La universidad no es un territorio sin ley
La autonomía universitaria es una de esas conquistas que la democracia debe cuidar con mucho celo. No es un favor del gobernante de turno, sino una garantía constitucional: el artículo 69 les permite a las universidades darse sus directivas y regirse por sus propios estatutos. Puntualmente, La Ley 30 de 1992 la desarrolla diciendo: la organización académica y administrativa, la investigación, la selección de profesores y estudiantes, y el manejo de los recursos.
Sin embargo, la autonomía universitaria no es soberanía y en ese aspecto la Corte Constitucional lo ha repetido: la universidad goza de amplia discrecionalidad, no de arbitrariedad (T-310 de 1999), y no puede sustraerse a la ley ni a los derechos fundamentales de su comunidad (T-617 de 2011). Una universidad no es una república independiente ni un territorio donde las normas se extinguen al cruzar la portería.

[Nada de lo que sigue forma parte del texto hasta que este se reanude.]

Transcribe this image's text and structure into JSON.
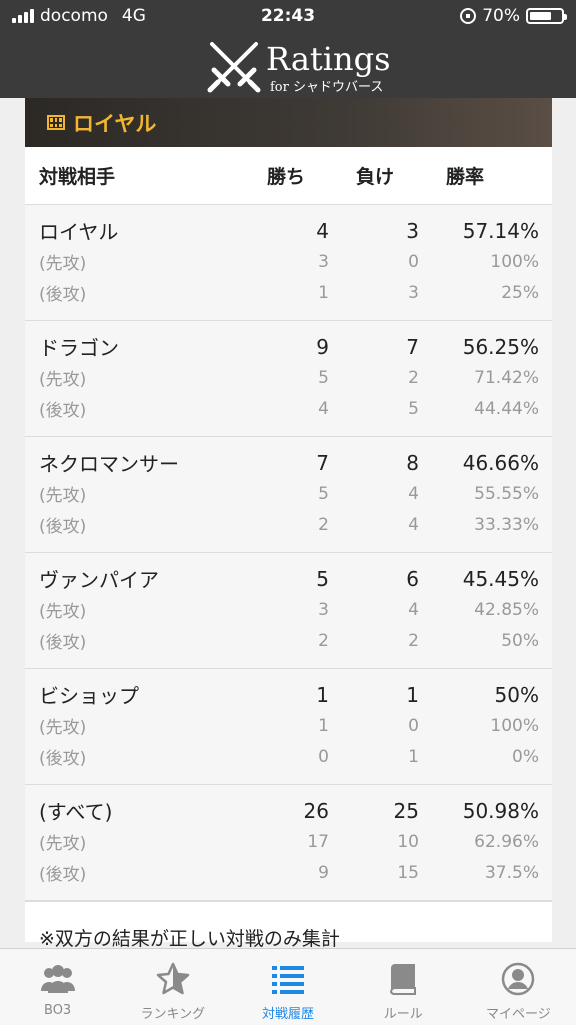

Por eso acierta el presidente De la Espriella cuando en su alocución del 13 de septiembre, advirtió que la autonomía "no es una patente de impunidad". Porque nadie serio en el mundo universitario sostiene lo contrario. Lo curioso es que la autonomía suele ser sagrada o sospechosa según quién ocupe la Casa de Nariño.
Y aquí conviene hacer una precisión: protestar no es delinquir. La protesta pacífica, incluso la que incomoda a las directivas, tiene protección constitucional. La Corte lo recordó en la T-388 de 2025, en un fallo que amparó a estudiantes sometidas a procesos disciplinarios por protestar y que, aun así, distingue la manifestación pacífica de la violencia, las amenazas y los daños. Destruir, agredir, amenazar o impedir las clases no se vuelve legítimo tan solo por ocurrir dentro de un campus.
Tampoco se trata de un cheque en blanco para el gobierno, puesto que todas las actuaciones de las autoridades deben someterse a la Constitución, la ley, la proporcionalidad y las garantías fundamentales. Es decir, que tampoco pueden hacer lo que se les ocurra.
Y en esto, hay algo elemental que a veces se nos olvida: los derechos vienen con deberes y responsabilidades. El estudiante tiene derecho a estudiar. El profesor, a enseñar. La universidad, a funcionar. Y quien protesta, tiene el derecho de hacerlo sin destruir ni sobrepasar la libertad de los demás. Bien lo decía el filósofo Jean-Jacques Rousseau. “Mi derecho termina donde empieza el de los demás”.
Ahora bien, la universidad debe seguir siendo territorio de pensamiento libre, crítica y de debate. Pero la autonomía nació para proteger la libertad académica, no para convertir el campus en tierra de nadie donde se viven batallas como en el viejo oeste.